In the world of excessive government spending and corporate welfare, I’d say Gov. Ned Lamont has won the sweepstakes, maybe not just for Connecticut but for every state in the country.
Just last week, Lamont barely hesitated after a reporter popped a surprise question about the skyrocketing cost of the governor’s State Pier remake during one of his COVID-19 briefings, which he otherwise seems to enjoy.
The question: Are you comfortable with the new price point of $200 million for the pier project?
Yes, the governor responded to the query about the latest surge of more than $40 million in the estimated cost of the project, calling the money a good investment.
In my mind he’s largely investing in the hugely profitable wind farm projects of two rich utilities, one foreign, which are also eventually going to charge consumers above-market electric rates for the cost of building them, while taking a profit.
One outrage of this hose-the-consumer/taxpayer plan is that neither the utility nor the state will even tell us how much we will pay for this offshore-generated electricity, despite the fact that they already know the price and have committed Connecticut residents and businesses to paying it.
Why doesn’t Lamont just brand the Capitol with a giant Eversource billboard and admit he’s handed the state over to the utility and its shareholders?

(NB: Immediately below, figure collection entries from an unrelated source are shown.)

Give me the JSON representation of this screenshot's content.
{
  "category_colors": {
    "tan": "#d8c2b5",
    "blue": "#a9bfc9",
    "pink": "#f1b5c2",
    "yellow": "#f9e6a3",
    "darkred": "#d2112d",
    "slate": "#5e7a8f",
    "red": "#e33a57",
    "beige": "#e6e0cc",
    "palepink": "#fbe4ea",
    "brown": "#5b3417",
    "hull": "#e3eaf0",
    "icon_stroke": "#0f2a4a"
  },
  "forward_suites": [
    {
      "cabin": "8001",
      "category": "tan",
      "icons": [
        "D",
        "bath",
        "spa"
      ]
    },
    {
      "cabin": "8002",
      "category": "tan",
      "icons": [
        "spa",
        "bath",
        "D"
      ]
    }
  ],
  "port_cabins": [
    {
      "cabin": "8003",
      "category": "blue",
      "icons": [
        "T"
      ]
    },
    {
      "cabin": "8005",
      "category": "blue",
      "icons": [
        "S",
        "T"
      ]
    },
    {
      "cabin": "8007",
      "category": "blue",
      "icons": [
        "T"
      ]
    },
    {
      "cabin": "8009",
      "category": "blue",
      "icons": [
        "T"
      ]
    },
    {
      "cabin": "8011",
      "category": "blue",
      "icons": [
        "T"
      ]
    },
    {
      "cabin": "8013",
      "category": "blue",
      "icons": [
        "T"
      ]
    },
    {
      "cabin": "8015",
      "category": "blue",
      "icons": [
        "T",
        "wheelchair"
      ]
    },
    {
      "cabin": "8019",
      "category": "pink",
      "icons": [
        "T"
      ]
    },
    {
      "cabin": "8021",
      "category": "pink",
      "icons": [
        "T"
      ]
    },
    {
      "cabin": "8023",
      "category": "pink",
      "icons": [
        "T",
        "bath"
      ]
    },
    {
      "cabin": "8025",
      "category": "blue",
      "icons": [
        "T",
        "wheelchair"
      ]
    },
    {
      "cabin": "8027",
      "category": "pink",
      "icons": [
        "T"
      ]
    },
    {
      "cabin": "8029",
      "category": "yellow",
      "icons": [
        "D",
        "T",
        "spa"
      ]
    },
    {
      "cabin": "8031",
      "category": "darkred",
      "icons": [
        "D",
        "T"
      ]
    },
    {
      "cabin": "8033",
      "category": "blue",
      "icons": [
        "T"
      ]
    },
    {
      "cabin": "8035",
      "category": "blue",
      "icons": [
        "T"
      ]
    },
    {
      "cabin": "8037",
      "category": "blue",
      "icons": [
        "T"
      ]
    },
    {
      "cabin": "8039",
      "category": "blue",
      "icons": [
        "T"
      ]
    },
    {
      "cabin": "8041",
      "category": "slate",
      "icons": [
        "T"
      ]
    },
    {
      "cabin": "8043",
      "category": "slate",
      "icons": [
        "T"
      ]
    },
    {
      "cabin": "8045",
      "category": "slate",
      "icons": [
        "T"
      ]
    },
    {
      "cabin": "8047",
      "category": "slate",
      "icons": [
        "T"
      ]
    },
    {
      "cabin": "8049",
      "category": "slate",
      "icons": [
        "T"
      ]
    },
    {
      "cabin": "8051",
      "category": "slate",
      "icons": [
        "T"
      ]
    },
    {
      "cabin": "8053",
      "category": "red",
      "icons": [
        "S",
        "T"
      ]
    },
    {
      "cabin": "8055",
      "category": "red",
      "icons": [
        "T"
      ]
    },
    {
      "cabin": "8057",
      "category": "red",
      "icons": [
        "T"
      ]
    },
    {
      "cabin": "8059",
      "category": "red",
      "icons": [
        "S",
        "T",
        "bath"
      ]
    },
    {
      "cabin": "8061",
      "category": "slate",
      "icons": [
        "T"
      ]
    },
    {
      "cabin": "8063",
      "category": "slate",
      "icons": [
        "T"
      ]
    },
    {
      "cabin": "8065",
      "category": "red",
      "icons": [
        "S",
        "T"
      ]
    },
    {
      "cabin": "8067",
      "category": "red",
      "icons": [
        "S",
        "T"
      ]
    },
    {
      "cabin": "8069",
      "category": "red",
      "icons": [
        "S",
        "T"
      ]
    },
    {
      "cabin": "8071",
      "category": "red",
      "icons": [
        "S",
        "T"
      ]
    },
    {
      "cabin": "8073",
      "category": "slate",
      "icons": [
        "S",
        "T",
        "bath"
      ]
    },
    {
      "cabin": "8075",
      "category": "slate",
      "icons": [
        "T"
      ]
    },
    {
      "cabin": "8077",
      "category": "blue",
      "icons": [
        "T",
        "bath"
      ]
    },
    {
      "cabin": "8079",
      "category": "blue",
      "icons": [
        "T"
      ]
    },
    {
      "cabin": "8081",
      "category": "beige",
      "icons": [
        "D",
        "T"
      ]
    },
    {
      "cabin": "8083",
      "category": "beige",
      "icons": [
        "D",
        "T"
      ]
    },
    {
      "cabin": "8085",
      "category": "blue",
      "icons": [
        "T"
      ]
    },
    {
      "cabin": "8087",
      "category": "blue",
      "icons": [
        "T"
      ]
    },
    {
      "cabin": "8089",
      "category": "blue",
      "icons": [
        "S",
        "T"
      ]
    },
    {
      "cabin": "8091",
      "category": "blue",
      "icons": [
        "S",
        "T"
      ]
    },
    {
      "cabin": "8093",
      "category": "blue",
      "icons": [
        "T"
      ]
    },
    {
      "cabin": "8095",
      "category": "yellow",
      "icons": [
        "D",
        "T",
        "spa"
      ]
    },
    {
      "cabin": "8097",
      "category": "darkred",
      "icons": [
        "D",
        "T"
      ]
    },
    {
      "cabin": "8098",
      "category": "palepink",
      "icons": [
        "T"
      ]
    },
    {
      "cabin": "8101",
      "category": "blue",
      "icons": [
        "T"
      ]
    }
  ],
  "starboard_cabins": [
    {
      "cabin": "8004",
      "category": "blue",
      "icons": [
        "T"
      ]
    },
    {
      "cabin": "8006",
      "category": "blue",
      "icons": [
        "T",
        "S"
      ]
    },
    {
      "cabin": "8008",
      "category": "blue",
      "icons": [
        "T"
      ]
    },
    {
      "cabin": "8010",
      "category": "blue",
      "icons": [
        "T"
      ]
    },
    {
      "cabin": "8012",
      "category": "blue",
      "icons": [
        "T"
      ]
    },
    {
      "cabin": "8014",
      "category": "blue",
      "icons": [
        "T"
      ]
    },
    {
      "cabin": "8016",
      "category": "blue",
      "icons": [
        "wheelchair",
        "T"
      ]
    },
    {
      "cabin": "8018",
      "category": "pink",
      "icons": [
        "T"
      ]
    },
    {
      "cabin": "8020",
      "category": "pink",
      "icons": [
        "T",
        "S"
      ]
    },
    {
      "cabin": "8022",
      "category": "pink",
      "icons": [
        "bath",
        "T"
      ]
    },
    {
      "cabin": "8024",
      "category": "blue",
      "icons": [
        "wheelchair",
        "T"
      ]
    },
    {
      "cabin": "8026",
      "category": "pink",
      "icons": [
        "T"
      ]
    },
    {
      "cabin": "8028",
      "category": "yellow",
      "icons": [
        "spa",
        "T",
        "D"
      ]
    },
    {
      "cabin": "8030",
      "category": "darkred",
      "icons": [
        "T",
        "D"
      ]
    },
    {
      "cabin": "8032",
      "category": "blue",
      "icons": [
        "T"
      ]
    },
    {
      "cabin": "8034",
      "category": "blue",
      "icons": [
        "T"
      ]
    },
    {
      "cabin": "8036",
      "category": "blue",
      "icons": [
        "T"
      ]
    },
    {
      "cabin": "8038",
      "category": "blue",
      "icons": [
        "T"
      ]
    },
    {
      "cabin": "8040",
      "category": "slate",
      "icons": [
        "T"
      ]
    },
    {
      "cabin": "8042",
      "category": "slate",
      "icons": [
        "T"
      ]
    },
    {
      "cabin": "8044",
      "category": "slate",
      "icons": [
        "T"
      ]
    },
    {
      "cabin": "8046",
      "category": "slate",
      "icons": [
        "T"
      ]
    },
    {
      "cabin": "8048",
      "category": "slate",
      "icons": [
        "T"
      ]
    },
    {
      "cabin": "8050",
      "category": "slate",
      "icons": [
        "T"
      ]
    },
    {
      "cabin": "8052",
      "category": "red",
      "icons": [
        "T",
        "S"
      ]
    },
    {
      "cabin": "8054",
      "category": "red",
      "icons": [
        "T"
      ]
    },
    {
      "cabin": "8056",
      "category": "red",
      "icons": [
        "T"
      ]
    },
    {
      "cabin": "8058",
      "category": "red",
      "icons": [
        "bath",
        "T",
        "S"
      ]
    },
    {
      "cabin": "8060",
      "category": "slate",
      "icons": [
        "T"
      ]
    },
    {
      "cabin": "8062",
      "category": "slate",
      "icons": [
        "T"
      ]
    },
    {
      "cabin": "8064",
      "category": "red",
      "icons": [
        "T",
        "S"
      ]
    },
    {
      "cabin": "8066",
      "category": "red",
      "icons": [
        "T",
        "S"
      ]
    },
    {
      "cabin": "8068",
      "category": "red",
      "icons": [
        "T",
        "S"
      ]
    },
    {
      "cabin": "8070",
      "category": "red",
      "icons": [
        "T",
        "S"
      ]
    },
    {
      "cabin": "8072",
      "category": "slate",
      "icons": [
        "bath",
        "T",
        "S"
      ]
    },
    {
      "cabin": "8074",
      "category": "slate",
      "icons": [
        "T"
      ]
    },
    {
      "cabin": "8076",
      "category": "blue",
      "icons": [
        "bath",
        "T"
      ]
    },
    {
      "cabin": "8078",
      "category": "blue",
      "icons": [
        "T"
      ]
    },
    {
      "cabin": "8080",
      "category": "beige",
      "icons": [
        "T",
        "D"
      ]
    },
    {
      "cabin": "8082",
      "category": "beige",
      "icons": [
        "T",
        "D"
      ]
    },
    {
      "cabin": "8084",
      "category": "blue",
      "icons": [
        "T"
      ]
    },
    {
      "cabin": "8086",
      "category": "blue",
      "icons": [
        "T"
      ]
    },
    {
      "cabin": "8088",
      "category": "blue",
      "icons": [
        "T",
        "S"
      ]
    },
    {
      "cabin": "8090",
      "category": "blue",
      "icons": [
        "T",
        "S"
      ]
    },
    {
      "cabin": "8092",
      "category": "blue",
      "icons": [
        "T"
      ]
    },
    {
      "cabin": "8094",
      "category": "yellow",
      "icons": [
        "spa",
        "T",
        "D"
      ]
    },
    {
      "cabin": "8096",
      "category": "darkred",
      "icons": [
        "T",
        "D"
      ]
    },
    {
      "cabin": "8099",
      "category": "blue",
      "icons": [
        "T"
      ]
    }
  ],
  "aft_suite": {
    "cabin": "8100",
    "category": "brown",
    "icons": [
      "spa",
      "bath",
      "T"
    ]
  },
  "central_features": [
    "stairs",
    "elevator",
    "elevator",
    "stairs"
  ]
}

First of all, even if the State Pier project and escalating subsidies were sensible, the delays and cost overruns, which Lamont agreed to have paid entirely by the state, have been staggering.
When the project was announced in 2019, it was going to cost $93 million, and construction was supposed to begin in January 2020. The public/private cost sharing was then close to being equal, with the utilities actually paying more.
The cost is now at $200 million, according to the governor, and maybe climbing, with the state absorbing all the overruns.
How is this not a giant boondoggle, even without factoring in all the corruption at the port authority, which created the deal.
The big lie about the need for the state to pay for this project is one the governor repeated in his answer to the surprise question at his pandemic briefing.
“It is necessary to get wind power going over the next 10 years,” Lamont said.
No it’s not. And the governor must know this.
The expensive rebuild of State Pier to suit the rich utilities has absolutely nothing to do with whether the state has access to the renewable energy of offshore wind. Plans to build big wind farms by these and other utilities do not depend in any way on whether Connecticut spends a big part of $200 million making the New London port wind utility friendly.
Indeed, there is nothing in the deals committing the state and the utilities to the offshore wind electricity purchases that require the state to spend so much money rebuilding the port of New London.
If Lamont chooses to walk away from the spending overruns for the pier project, which the deal gives him the right to do, the utilities will just have to go somewhere else to do the work. It’s their problem.
And there will certainly be other places to go. Other states are preparing their ports for wind work, seemingly at lower prices than are projected for the New London project.
New Jersey appears to have made progress toward a commitment from the industry for some actual wind component manufacturing, which has eluded Connecticut.
Indeed, the number of estimated jobs for the assembly work planned for New London, some 400 with the rosiest projections, are hardly more than you would get with a new Walmart.
Gov. Lamont needs to explain why he’s spending more than $120 million to create some 400 new jobs while at the same time eliminating many others, given the shutdown of existing businesses to make way for the project.
The idea that the pier will be improved for when wind assembly is finished is misguided because so much of the cost is related to the specific needs of the utilities. You could rebuild the port for traditional uses without removing a huge hill and filling in 7 acres of harbor.
Where are the studies explaining why the state should subsidize so much of the utilities’ costs in building their profitable farms? Where is the analysis of justification?
This is an enormous amount of money that Lamont is shoving across the table to players who don’t need it, at the same time he is trying to squeeze more taxes from an American Indian tribe that is a large employer and significant contributor to the state’s budget.
And where are the legislators who should be asking why all this borrowed taxpayer money is being spent to subsidize rich utilities, one foreign, instead of being invested in Connecticut communities?